Per giungere al Santuario del Beato Sante, a pochi chilometri dal centro storico di Mombaroccio, occorre addentrarsi nel bosco circostante e percorrere una strada che, in pieno autunno, offre un’immagine di sé suggestiva e fiabesca, col tappeto di foglie gialle, arancioni e marroncine che si sentono scricchiolare a ogni passo.
La fondazione del Santuario risale al 1223, ad opera dei frati francescani, che ancora oggi ne hanno cura. “La chiesa e il convento del Beato Sante sono un complesso di grande importanza per la storia civile, religiosa ed architettonica delle Marche”, scriveva nel XIII secolo papa Niccolò IV e oggi non possiamo che confermare queste parole, perché il Santuario è davvero un riferimento importante per i fedeli, oltre a rappresentare un polo artistico e culturale.
Il complesso architettonico si presenta come il risultato di sette secoli di interventi e della commistione di stili differenti, che lo hanno reso unico e particolare. Il lato est si mostra con la sagomatura architettonica tradizionale che dà spazio alla navata principale e su cui si erge il maestoso e originale campanile, con i suoi capitelli in pietra bianca. Il porticato di pietra di Sant’Ippolito, lo stupendo portone del 1300 in legno di larice, le rappresentazioni sotto il porticato ci restituiscono l’immagine di un complesso architettonico unico nel suo genere.

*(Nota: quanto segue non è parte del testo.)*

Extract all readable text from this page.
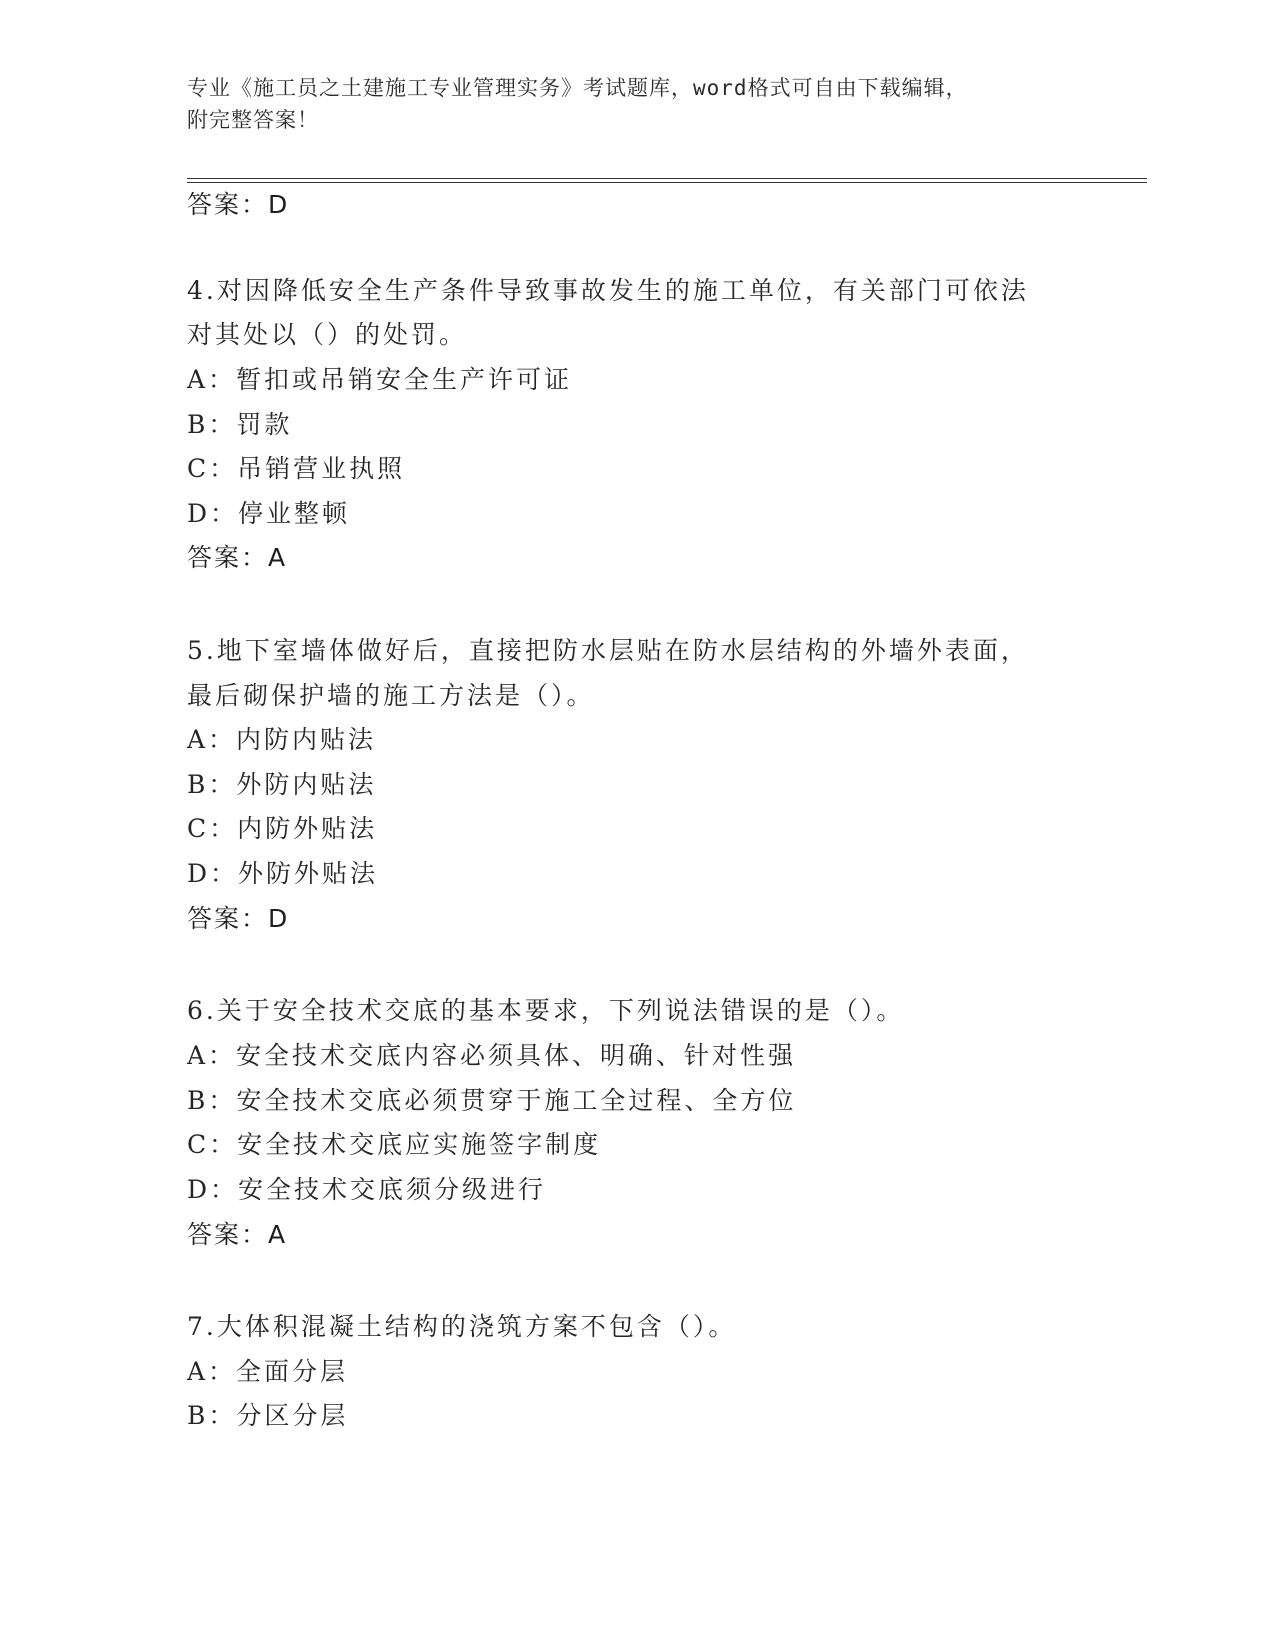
专业《施工员之土建施工专业管理实务》考试题库，word格式可自由下载编辑，
附完整答案！
答案：D
4.对因降低安全生产条件导致事故发生的施工单位，有关部门可依法
对其处以（）的处罚。
A：暂扣或吊销安全生产许可证
B：罚款
C：吊销营业执照
D：停业整顿
答案：A
5.地下室墙体做好后，直接把防水层贴在防水层结构的外墙外表面，
最后砌保护墙的施工方法是（）。
A：内防内贴法
B：外防内贴法
C：内防外贴法
D：外防外贴法
答案：D
6.关于安全技术交底的基本要求，下列说法错误的是（）。
A：安全技术交底内容必须具体、明确、针对性强
B：安全技术交底必须贯穿于施工全过程、全方位
C：安全技术交底应实施签字制度
D：安全技术交底须分级进行
答案：A
7.大体积混凝土结构的浇筑方案不包含（）。
A：全面分层
B：分区分层
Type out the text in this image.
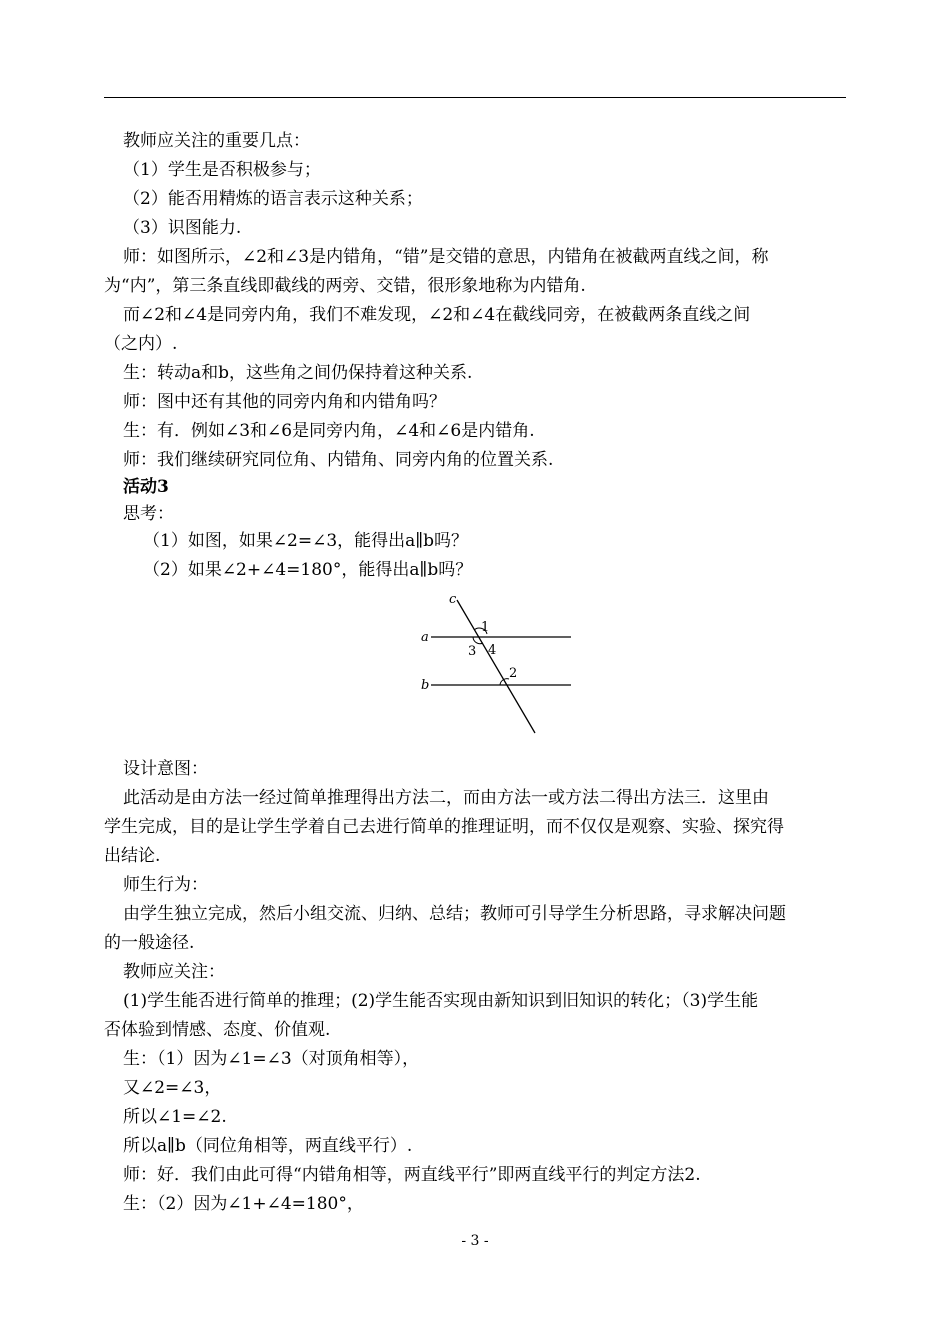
教师应关注的重要几点：
（1）学生是否积极参与；
（2）能否用精炼的语言表示这种关系；
（3）识图能力.
师：如图所示，∠2和∠3是内错角，“错”是交错的意思，内错角在被截两直线之间，称
为“内”，第三条直线即截线的两旁、交错，很形象地称为内错角.
而∠2和∠4是同旁内角，我们不难发现，∠2和∠4在截线同旁，在被截两条直线之间
（之内）.
生：转动a和b，这些角之间仍保持着这种关系.
师：图中还有其他的同旁内角和内错角吗？
生：有．例如∠3和∠6是同旁内角，∠4和∠6是内错角.
师：我们继续研究同位角、内错角、同旁内角的位置关系.
活动3
思考：
（1）如图，如果∠2=∠3，能得出a∥b吗？
（2）如果∠2+∠4=180°，能得出a∥b吗？
设计意图：
此活动是由方法一经过简单推理得出方法二，而由方法一或方法二得出方法三．这里由
学生完成，目的是让学生学着自己去进行简单的推理证明，而不仅仅是观察、实验、探究得
出结论.
师生行为：
由学生独立完成，然后小组交流、归纳、总结；教师可引导学生分析思路，寻求解决问题
的一般途径.
教师应关注：
(1)学生能否进行简单的推理；(2)学生能否实现由新知识到旧知识的转化；（3)学生能
否体验到情感、态度、价值观.
生：（1）因为∠1=∠3（对顶角相等），
又∠2=∠3，
所以∠1=∠2.
所以a∥b（同位角相等，两直线平行）.
师：好．我们由此可得“内错角相等，两直线平行”即两直线平行的判定方法2.
生：（2）因为∠1+∠4=180°，
c
a
b
1
3 4
2
- 3 -
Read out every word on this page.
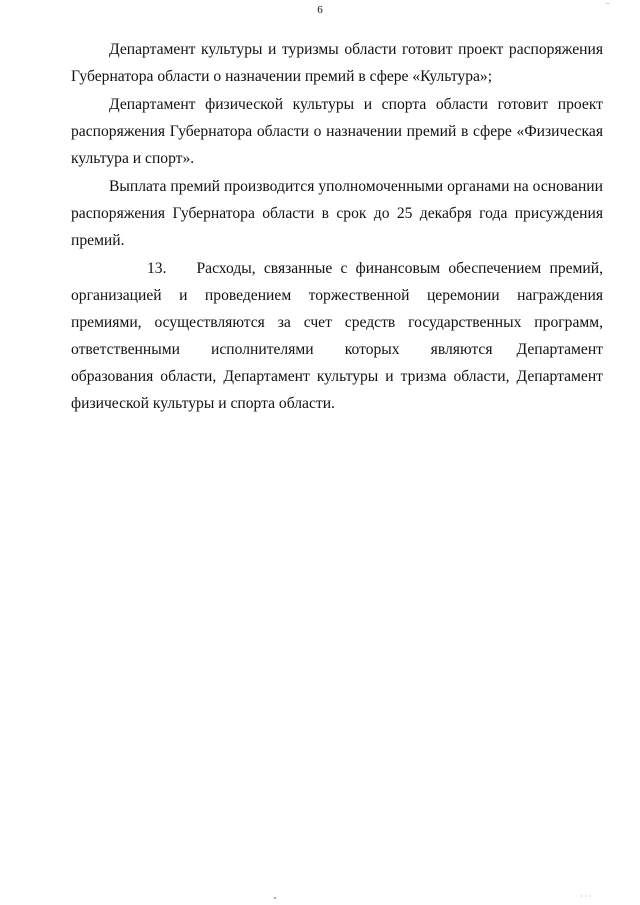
⁻
6

Департамент культуры и туризмы области готовит проект распоряжения Губернатора области о назначении премий в сфере «Культура»;

Департамент физической культуры и спорта области готовит проект распоряжения Губернатора области о назначении премий в сфере «Физическая культура и спорт».

Выплата премий производится уполномоченными органами на основании распоряжения Губернатора области в срок до 25 декабря года присуждения премий.

13. Расходы, связанные с финансовым обеспечением премий, организацией и проведением торжественной церемонии награждения премиями, осуществляются за счет средств государственных программ, ответственными исполнителями которых являются Департамент образования области, Департамент культуры и тризма области, Департамент физической культуры и спорта области.

· · ·
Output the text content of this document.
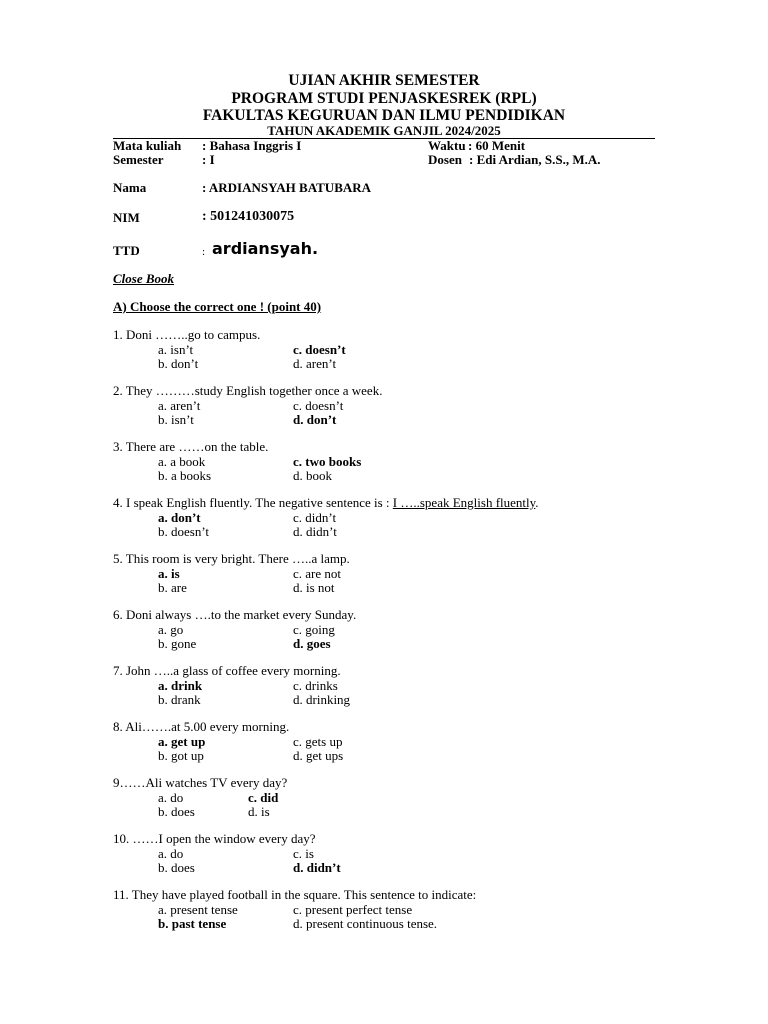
UJIAN AKHIR SEMESTER
PROGRAM STUDI PENJASKESREK (RPL)
FAKULTAS KEGURUAN DAN ILMU PENDIDIKAN
TAHUN AKADEMIK GANJIL 2024/2025
Mata kuliah : Bahasa Inggris I	Waktu : 60 Menit
Semester	: I	Dosen : Edi Ardian, S.S., M.A.
Nama	: ARDIANSYAH BATUBARA
NIM	: 501241030075
TTD	: ardiansyah.
Close Book
A) Choose the correct one ! (point 40)
1. Doni ……..go to campus.
a. isn’t	c. doesn’t
b. don’t	d. aren’t
2. They ………study English together once a week.
a. aren’t	c. doesn’t
b. isn’t	d. don’t
3. There are ……on the table.
a. a book	c. two books
b. a books	d. book
4. I speak English fluently. The negative sentence is : I …..speak English fluently.
a. don’t	c. didn’t
b. doesn’t	d. didn’t
5. This room is very bright. There …..a lamp.
a. is	c. are not
b. are	d. is not
6. Doni always ….to the market every Sunday.
a. go	c. going
b. gone	d. goes
7. John …..a glass of coffee every morning.
a. drink	c. drinks
b. drank	d. drinking
8. Ali…….at 5.00 every morning.
a. get up	c. gets up
b. got up	d. get ups
9……Ali watches TV every day?
a. do	c. did
b. does	d. is
10. ……I open the window every day?
a. do	c. is
b. does	d. didn’t
11. They have played football in the square. This sentence to indicate:
a. present tense	c. present perfect tense
b. past tense	d. present continuous tense.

L’interno della chiesa ospita la Cappella del Beato Sante, realizzata nel XVIII secolo, che conserva le spoglie mortali del Beato. Qui troviamo anche una tela attribuita al Favini e affreschi di Ciro Pavisa, come il già citato “Miracolo delle ciliegie”.
Ma quale ruolo è attribuito al Beato Sante, quali le azioni che lo hanno reso così importante per Mombaroccio? Giansante Brancorsini: questo era il nome del ventisettenne che, nel 1370, bussò alle porte del convento della chiesa di Santa Maria di Scotaneto e chiese al Padre Guardiano di accoglierlo nel convento in segno di penitenza per un peccato che aveva commesso e il cui rimorso lo tormentava da un anno: per legittima difesa, egli aveva involontariamente colpito a morte un parente che, colto da un raptus di follia, stava per ucciderlo.
Il Beato Sante, si racconta, fu protagonista di tre singolari episodi che fecero gridare al miracolo: dopo averla benedetta rese fertile una quercia sterile da anni che produsse una quantità incredibile di ghiande sulle quali era incisa una piccola croce; rese mansueto un lupo selvatico che aveva incontrato lungo il cammino di ritorno al convento e che stava per sbranarlo e infine, tra l’incredulità di tutti i frati che vivevano con lui, in pieno inverno riuscì a far produrre delle ciliegie dall’albero del convento.